The exchequer secretary was responding to a question from Andrew Rosindell, Conservative MP for Romford. MPs on the Commons public accounts committee, which is investigating tax avoidance, will question representatives of the big four accountancy firms on 31 January.

Rosindell asked the chancellor what assessment he had made of the role of accountancy firms and commercial law firms in ‘recent instances of aggressive tax avoidance by large corporations’.

Gauke replied: ‘The UK played a leading role in a 2008 OECD report into the role of tax advisers. The report acknowledged that intermediaries play a vital role in the tax system, helping taxpayers understand and comply with their tax obligations, but it also observed that some tax intermediaries act as promoters of aggressive tax planning.

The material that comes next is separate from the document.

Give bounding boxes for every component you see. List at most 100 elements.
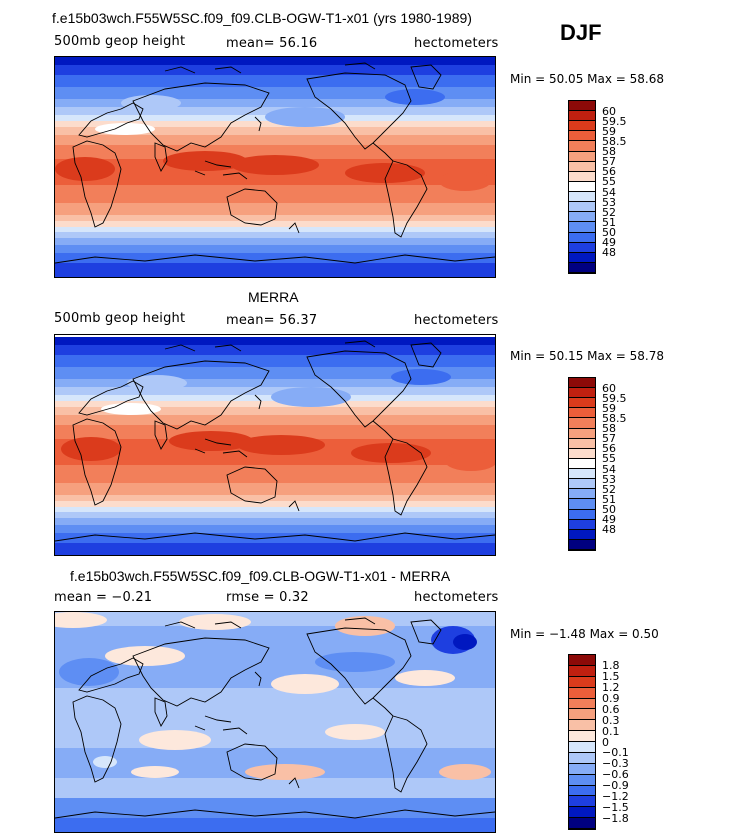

The key conclusion was that the large corporate taxpayer, not the tax intermediary, sets the overall strategy and appetite for tax risk, and decides whether or not to adopt particular tax planning opportunities.

‘HMRC recognises that this continues to be the case, and that tax advisers play an important role in supporting responsible tax planning …’

In January 2009 Tolley’s Practical Tax Newsletter reported that the OECD’s Forum on Tax Administration (FTA) recognised that the vast majority of tax advisers help their clients to avoid errors and deter them from engaging in unlawful or 'overly-aggressive' activities.

The FTA added that larger firms in particular were ‘more attuned to reputation risks’ in the light of an ‘increased public focus on professional integrity and attendant media publicity’.

The newsletter, published by Tax Journal’s publisher LexisNexis, noted that Paul Morton, head of group tax at Reed Elsevier – which owns LexisNexis – had said there may be a growing public awareness that companies make an important contribution to national revenue and that ‘some contribute more than others’.

Morton, writing in Tax Journal in October 2008, said: ‘This may lead a company to conclude that driving [a group's effective] tax rate down below a certain point could be counter-productive in the longer term.’